CrackedRuby logo

CrackedRuby

Fiber Scheduler with IO Operations

Fiber Scheduler with IO Operations enables non-blocking I/O through fiber-based cooperative concurrency in Ruby applications.

Concurrency and Parallelism Fibers
6.3.6

Overview

Ruby's Fiber Scheduler provides a mechanism for implementing non-blocking I/O operations using fibers instead of threads. The scheduler intercepts blocking I/O calls and yields control to other fibers when operations would block, allowing for cooperative concurrency without the overhead of thread switching.

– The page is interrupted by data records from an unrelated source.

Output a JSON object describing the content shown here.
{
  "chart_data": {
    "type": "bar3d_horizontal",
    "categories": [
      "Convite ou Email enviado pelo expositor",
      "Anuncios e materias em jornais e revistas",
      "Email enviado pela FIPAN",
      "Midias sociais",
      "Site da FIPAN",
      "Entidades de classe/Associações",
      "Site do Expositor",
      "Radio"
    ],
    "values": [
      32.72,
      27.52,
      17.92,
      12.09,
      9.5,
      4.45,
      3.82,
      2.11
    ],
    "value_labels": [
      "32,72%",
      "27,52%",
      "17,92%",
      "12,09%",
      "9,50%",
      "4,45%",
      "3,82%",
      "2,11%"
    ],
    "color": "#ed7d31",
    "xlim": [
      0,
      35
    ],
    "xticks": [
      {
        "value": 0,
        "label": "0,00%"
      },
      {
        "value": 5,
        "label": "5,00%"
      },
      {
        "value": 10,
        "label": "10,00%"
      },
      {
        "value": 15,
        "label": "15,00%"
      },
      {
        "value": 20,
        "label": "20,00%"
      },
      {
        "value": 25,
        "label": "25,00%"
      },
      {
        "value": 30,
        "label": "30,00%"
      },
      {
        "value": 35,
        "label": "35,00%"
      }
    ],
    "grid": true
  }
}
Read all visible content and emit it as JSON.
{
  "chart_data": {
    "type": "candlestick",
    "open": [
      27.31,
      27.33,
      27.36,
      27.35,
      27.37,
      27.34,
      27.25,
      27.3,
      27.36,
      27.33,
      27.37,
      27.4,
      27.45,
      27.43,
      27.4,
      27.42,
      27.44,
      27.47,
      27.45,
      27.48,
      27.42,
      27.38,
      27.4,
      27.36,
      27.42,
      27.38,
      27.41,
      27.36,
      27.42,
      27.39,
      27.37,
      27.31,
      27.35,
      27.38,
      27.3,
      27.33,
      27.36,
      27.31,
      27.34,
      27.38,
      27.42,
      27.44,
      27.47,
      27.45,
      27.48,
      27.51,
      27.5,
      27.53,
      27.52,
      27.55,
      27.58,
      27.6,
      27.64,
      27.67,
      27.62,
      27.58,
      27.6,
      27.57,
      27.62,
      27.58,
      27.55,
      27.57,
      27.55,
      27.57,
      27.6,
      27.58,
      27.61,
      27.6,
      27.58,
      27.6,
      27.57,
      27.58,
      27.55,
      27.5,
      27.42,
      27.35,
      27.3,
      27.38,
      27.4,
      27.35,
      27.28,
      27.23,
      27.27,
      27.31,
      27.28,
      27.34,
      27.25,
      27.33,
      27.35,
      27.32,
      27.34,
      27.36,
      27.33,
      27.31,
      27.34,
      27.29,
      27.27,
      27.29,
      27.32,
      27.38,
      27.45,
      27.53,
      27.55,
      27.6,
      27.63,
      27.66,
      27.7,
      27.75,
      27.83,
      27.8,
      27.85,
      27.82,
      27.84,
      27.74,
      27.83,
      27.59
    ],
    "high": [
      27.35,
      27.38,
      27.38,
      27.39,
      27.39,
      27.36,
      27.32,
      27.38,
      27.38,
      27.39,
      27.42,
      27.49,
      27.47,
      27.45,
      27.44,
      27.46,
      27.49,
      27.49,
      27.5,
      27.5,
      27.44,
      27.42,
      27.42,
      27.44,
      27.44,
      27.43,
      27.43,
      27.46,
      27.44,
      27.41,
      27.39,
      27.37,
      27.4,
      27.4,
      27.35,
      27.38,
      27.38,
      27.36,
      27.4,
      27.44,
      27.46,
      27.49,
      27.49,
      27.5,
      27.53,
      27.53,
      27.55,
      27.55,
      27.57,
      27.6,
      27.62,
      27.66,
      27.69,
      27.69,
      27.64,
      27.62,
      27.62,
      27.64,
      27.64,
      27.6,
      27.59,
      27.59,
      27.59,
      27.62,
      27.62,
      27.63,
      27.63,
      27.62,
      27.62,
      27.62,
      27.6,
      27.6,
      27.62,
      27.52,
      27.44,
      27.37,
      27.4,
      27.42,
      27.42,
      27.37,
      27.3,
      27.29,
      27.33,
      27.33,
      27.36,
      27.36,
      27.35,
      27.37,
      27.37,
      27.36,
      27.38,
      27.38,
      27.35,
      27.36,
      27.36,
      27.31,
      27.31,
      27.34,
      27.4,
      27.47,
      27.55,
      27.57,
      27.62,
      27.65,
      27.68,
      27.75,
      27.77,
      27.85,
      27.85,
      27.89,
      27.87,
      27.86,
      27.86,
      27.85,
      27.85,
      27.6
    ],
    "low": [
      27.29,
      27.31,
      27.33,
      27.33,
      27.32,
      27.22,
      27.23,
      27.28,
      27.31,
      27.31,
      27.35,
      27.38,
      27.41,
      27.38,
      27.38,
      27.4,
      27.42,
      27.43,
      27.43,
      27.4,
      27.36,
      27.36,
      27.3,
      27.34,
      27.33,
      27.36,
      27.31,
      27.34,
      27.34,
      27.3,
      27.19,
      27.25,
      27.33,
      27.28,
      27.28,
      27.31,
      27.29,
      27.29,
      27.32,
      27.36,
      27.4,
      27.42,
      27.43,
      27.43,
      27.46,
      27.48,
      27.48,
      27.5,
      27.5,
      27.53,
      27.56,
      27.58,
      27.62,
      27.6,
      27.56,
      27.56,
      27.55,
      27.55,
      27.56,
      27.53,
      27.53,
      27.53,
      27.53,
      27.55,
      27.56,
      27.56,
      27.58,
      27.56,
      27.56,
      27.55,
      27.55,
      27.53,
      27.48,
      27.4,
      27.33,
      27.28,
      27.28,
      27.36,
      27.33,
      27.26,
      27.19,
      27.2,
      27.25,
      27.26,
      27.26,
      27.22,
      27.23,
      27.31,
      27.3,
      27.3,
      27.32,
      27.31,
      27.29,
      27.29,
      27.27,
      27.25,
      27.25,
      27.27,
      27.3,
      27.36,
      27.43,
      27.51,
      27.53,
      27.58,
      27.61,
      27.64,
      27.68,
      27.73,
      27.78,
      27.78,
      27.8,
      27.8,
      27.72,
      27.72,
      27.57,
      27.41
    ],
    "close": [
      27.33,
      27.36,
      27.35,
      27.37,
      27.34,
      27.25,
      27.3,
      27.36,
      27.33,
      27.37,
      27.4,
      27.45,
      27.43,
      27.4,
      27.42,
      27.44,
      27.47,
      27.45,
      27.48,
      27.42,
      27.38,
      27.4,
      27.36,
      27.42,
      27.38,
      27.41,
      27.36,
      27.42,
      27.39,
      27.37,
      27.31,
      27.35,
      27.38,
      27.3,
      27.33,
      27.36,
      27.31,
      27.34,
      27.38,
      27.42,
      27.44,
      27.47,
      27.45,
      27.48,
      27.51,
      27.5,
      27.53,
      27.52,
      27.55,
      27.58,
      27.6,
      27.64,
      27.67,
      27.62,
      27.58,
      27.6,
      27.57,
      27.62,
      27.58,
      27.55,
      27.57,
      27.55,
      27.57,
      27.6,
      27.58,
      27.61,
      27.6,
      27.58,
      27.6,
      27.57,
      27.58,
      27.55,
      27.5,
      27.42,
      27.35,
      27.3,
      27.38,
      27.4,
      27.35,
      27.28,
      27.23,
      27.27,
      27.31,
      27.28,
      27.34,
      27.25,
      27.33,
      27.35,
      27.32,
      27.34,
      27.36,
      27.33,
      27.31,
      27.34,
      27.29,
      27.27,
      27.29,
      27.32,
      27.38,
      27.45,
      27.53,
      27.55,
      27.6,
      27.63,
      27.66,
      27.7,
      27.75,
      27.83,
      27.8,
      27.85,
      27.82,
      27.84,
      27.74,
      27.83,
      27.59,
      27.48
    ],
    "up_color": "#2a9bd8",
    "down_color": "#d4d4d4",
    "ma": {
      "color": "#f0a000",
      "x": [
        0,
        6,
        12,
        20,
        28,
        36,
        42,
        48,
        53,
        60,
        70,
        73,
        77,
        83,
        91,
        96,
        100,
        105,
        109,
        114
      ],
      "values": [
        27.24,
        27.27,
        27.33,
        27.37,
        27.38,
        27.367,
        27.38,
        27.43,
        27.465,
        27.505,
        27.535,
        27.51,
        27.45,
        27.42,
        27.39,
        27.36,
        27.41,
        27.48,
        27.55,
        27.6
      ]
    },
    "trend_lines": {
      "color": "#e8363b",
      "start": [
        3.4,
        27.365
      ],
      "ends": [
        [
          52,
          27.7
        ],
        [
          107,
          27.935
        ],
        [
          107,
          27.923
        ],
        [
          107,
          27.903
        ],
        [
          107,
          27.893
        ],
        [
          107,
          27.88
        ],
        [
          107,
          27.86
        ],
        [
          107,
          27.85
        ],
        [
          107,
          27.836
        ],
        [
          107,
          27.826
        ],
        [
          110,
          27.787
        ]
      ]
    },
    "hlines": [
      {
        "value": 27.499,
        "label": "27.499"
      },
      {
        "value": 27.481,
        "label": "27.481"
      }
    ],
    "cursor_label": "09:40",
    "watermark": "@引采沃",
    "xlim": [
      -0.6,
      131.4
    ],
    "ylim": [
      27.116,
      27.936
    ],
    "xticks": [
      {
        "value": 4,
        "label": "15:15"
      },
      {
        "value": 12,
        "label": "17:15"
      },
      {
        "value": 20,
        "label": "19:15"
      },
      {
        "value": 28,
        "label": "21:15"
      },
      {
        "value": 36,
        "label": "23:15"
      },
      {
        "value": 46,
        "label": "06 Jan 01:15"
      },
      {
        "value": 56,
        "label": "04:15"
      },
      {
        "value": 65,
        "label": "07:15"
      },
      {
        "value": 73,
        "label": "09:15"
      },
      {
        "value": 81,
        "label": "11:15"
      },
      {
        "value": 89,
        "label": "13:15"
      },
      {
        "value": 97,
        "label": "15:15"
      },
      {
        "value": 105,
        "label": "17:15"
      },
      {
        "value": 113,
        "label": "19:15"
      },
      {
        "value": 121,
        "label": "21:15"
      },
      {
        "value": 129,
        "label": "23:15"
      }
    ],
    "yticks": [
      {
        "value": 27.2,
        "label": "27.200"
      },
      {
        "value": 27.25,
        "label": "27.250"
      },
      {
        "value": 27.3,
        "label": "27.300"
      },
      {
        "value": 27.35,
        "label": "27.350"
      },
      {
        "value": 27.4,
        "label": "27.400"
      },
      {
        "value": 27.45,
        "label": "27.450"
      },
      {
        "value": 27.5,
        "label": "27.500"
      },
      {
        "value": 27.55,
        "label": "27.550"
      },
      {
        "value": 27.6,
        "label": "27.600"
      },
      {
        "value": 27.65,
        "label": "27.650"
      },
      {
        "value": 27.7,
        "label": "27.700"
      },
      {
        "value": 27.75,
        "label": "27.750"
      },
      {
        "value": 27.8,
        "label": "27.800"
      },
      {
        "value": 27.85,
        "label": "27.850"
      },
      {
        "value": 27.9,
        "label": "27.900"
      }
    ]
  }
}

The Fiber::Scheduler class serves as the base interface for implementing custom schedulers. When a scheduler is active, Ruby automatically hooks into I/O operations like socket reads, file access, and sleep calls, delegating the actual scheduling to the scheduler implementation.

require 'async'

Async do |task|
  task.async do
    puts "Starting first operation"
    sleep 1
    puts "First operation complete"
  end
  
  task.async do
    puts "Starting second operation"  
    sleep 1
    puts "Second operation complete"
  end
end

The scheduler manages fiber execution by responding to blocking operations. When a fiber encounters a potentially blocking call, the scheduler can either handle it asynchronously or allow it to block. Common scheduler implementations include async, nio4r-based schedulers, and event-driven systems.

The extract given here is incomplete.